Ich ging sofort zu Tür, öffnete sie und stieg die Treppen bis zum fünften Stock des Wohnblocks hoch. Oben an der Wohnungstür angekommen, schnaufte ich wie als hätte ich gerade einen Marathon hinter mir, aber das war mir egal. Ich öffnete die Tür mit meinem Schlüssel und betrat so leise ich konnte die Wohnung, von dem Schnaufen mal abgesehen.

Ich wollte gerade in mein Zimmer als ich sah das die Zimmertür meiner Schwester noch offen war.

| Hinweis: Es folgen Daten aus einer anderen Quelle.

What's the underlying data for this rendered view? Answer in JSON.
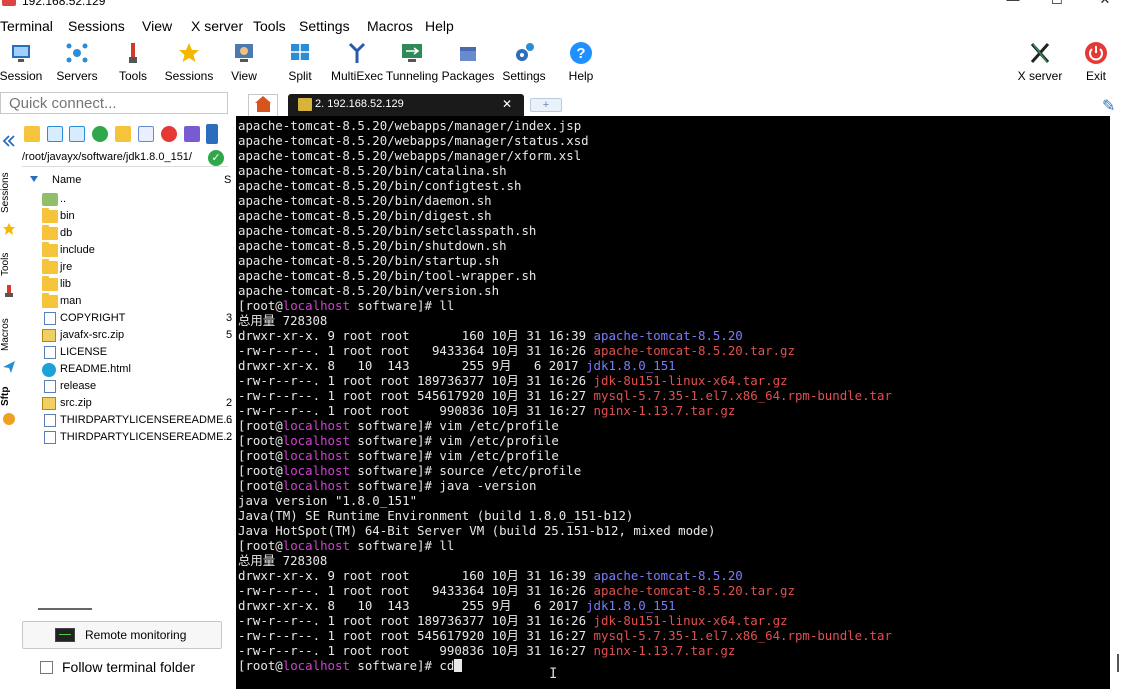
{
  "window": {
    "title": "192.168.52.129",
    "minimize_glyph": "—",
    "maximize_glyph": "☐",
    "close_glyph": "✕"
  },
  "menu": [
    "Terminal",
    "Sessions",
    "View",
    "X server",
    "Tools",
    "Settings",
    "Macros",
    "Help"
  ],
  "toolbar": {
    "buttons": [
      {
        "label": "Session",
        "icon": "session-icon"
      },
      {
        "label": "Servers",
        "icon": "servers-icon"
      },
      {
        "label": "Tools",
        "icon": "tools-icon"
      },
      {
        "label": "Sessions",
        "icon": "star-icon"
      },
      {
        "label": "View",
        "icon": "view-icon"
      },
      {
        "label": "Split",
        "icon": "split-icon"
      },
      {
        "label": "MultiExec",
        "icon": "multiexec-icon"
      },
      {
        "label": "Tunneling",
        "icon": "tunneling-icon"
      },
      {
        "label": "Packages",
        "icon": "packages-icon"
      },
      {
        "label": "Settings",
        "icon": "gear-icon"
      },
      {
        "label": "Help",
        "icon": "help-icon"
      }
    ],
    "xserver_label": "X server",
    "exit_label": "Exit"
  },
  "quick_connect": {
    "placeholder": "Quick connect..."
  },
  "side_tabs": [
    "Sessions",
    "Tools",
    "Macros",
    "Sftp"
  ],
  "sftp": {
    "path": "/root/javayx/software/jdk1.8.0_151/",
    "column_name": "Name",
    "column_size": "S",
    "files": [
      {
        "name": "..",
        "type": "up",
        "size": ""
      },
      {
        "name": "bin",
        "type": "folder",
        "size": ""
      },
      {
        "name": "db",
        "type": "folder",
        "size": ""
      },
      {
        "name": "include",
        "type": "folder",
        "size": ""
      },
      {
        "name": "jre",
        "type": "folder",
        "size": ""
      },
      {
        "name": "lib",
        "type": "folder",
        "size": ""
      },
      {
        "name": "man",
        "type": "folder",
        "size": ""
      },
      {
        "name": "COPYRIGHT",
        "type": "file",
        "size": "3"
      },
      {
        "name": "javafx-src.zip",
        "type": "zip",
        "size": "5"
      },
      {
        "name": "LICENSE",
        "type": "file",
        "size": ""
      },
      {
        "name": "README.html",
        "type": "edge",
        "size": ""
      },
      {
        "name": "release",
        "type": "file",
        "size": ""
      },
      {
        "name": "src.zip",
        "type": "zip",
        "size": "2"
      },
      {
        "name": "THIRDPARTYLICENSEREADME...",
        "type": "file",
        "size": "6"
      },
      {
        "name": "THIRDPARTYLICENSEREADME...",
        "type": "file",
        "size": "2"
      }
    ],
    "remote_monitoring_label": "Remote monitoring",
    "follow_folder_label": "Follow terminal folder"
  },
  "tabs": {
    "session_title": "2. 192.168.52.129",
    "close_glyph": "✕",
    "new_tab_glyph": "+"
  },
  "terminal": {
    "lines": [
      [
        {
          "t": "apache-tomcat-8.5.20/webapps/manager/index.jsp"
        }
      ],
      [
        {
          "t": "apache-tomcat-8.5.20/webapps/manager/status.xsd"
        }
      ],
      [
        {
          "t": "apache-tomcat-8.5.20/webapps/manager/xform.xsl"
        }
      ],
      [
        {
          "t": "apache-tomcat-8.5.20/bin/catalina.sh"
        }
      ],
      [
        {
          "t": "apache-tomcat-8.5.20/bin/configtest.sh"
        }
      ],
      [
        {
          "t": "apache-tomcat-8.5.20/bin/daemon.sh"
        }
      ],
      [
        {
          "t": "apache-tomcat-8.5.20/bin/digest.sh"
        }
      ],
      [
        {
          "t": "apache-tomcat-8.5.20/bin/setclasspath.sh"
        }
      ],
      [
        {
          "t": "apache-tomcat-8.5.20/bin/shutdown.sh"
        }
      ],
      [
        {
          "t": "apache-tomcat-8.5.20/bin/startup.sh"
        }
      ],
      [
        {
          "t": "apache-tomcat-8.5.20/bin/tool-wrapper.sh"
        }
      ],
      [
        {
          "t": "apache-tomcat-8.5.20/bin/version.sh"
        }
      ],
      [
        {
          "t": "[root@"
        },
        {
          "t": "localhost",
          "c": "host"
        },
        {
          "t": " software]# ll"
        }
      ],
      [
        {
          "t": "总用量 728308"
        }
      ],
      [
        {
          "t": "drwxr-xr-x. 9 root root       160 10月 31 16:39 "
        },
        {
          "t": "apache-tomcat-8.5.20",
          "c": "dirc"
        }
      ],
      [
        {
          "t": "-rw-r--r--. 1 root root   9433364 10月 31 16:26 "
        },
        {
          "t": "apache-tomcat-8.5.20.tar.gz",
          "c": "red"
        }
      ],
      [
        {
          "t": "drwxr-xr-x. 8   10  143       255 9月   6 2017 "
        },
        {
          "t": "jdk1.8.0_151",
          "c": "dirc"
        }
      ],
      [
        {
          "t": "-rw-r--r--. 1 root root 189736377 10月 31 16:26 "
        },
        {
          "t": "jdk-8u151-linux-x64.tar.gz",
          "c": "red"
        }
      ],
      [
        {
          "t": "-rw-r--r--. 1 root root 545617920 10月 31 16:27 "
        },
        {
          "t": "mysql-5.7.35-1.el7.x86_64.rpm-bundle.tar",
          "c": "red"
        }
      ],
      [
        {
          "t": "-rw-r--r--. 1 root root    990836 10月 31 16:27 "
        },
        {
          "t": "nginx-1.13.7.tar.gz",
          "c": "red"
        }
      ],
      [
        {
          "t": "[root@"
        },
        {
          "t": "localhost",
          "c": "host"
        },
        {
          "t": " software]# vim /etc/profile"
        }
      ],
      [
        {
          "t": "[root@"
        },
        {
          "t": "localhost",
          "c": "host"
        },
        {
          "t": " software]# vim /etc/profile"
        }
      ],
      [
        {
          "t": "[root@"
        },
        {
          "t": "localhost",
          "c": "host"
        },
        {
          "t": " software]# vim /etc/profile"
        }
      ],
      [
        {
          "t": "[root@"
        },
        {
          "t": "localhost",
          "c": "host"
        },
        {
          "t": " software]# source /etc/profile"
        }
      ],
      [
        {
          "t": "[root@"
        },
        {
          "t": "localhost",
          "c": "host"
        },
        {
          "t": " software]# java -version"
        }
      ],
      [
        {
          "t": "java version \"1.8.0_151\""
        }
      ],
      [
        {
          "t": "Java(TM) SE Runtime Environment (build 1.8.0_151-b12)"
        }
      ],
      [
        {
          "t": "Java HotSpot(TM) 64-Bit Server VM (build 25.151-b12, mixed mode)"
        }
      ],
      [
        {
          "t": "[root@"
        },
        {
          "t": "localhost",
          "c": "host"
        },
        {
          "t": " software]# ll"
        }
      ],
      [
        {
          "t": "总用量 728308"
        }
      ],
      [
        {
          "t": "drwxr-xr-x. 9 root root       160 10月 31 16:39 "
        },
        {
          "t": "apache-tomcat-8.5.20",
          "c": "dirc"
        }
      ],
      [
        {
          "t": "-rw-r--r--. 1 root root   9433364 10月 31 16:26 "
        },
        {
          "t": "apache-tomcat-8.5.20.tar.gz",
          "c": "red"
        }
      ],
      [
        {
          "t": "drwxr-xr-x. 8   10  143       255 9月   6 2017 "
        },
        {
          "t": "jdk1.8.0_151",
          "c": "dirc"
        }
      ],
      [
        {
          "t": "-rw-r--r--. 1 root root 189736377 10月 31 16:26 "
        },
        {
          "t": "jdk-8u151-linux-x64.tar.gz",
          "c": "red"
        }
      ],
      [
        {
          "t": "-rw-r--r--. 1 root root 545617920 10月 31 16:27 "
        },
        {
          "t": "mysql-5.7.35-1.el7.x86_64.rpm-bundle.tar",
          "c": "red"
        }
      ],
      [
        {
          "t": "-rw-r--r--. 1 root root    990836 10月 31 16:27 "
        },
        {
          "t": "nginx-1.13.7.tar.gz",
          "c": "red"
        }
      ],
      [
        {
          "t": "[root@"
        },
        {
          "t": "localhost",
          "c": "host"
        },
        {
          "t": " software]# cd"
        },
        {
          "cursor": true
        }
      ]
    ]
  },
  "colors": {
    "terminal_bg": "#000000",
    "terminal_fg": "#e8e8e8",
    "hostname": "#d43fd6",
    "directory": "#7b7bff",
    "archive": "#e05050",
    "ok_green": "#2ea84a"
  }
}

"Hey", begrüßte ich sie als ich das Zimmer betrat. Ich hatte eigentlich angenommen sie würde schon schlafen, sonst hätte ich ja nicht leise sein müssen. Weil unsere Mutter gerade eine Nachtschicht hinter sich brachte.

"Du bist noch wach?", fragte ich. "Was ist das für ne Frage, Q?", giftete meine Schwester gleich los, machte sich aber nicht die Mühe mich anzusehen. Sie lag bäuchlings auf ihren Bett und starrte auf ihr Handy.

"Kein Plan, eigentlich gehst du doch nach dem Sandmann gleich ins Bett", meinte ich dann sarkastisch. Sie sah immer noch nicht von ihrem Handy auf. "Ja, unter der Woche vielleicht, aber doch nicht am Wochenende", kam es staubtrocken von ihr. "Du störst, Brüderchen", fügte sie dann noch hinzu.

Ich warf die Arme in die Luft, drehte mich um und verließ ihr Zimmer, aber nicht ohne ein: "Jaja, du mich auch!"

Ich ging in mein Zimmer, schloss die Tür hinter mir und ließ mich wie erschlagen in mein Bett fallen.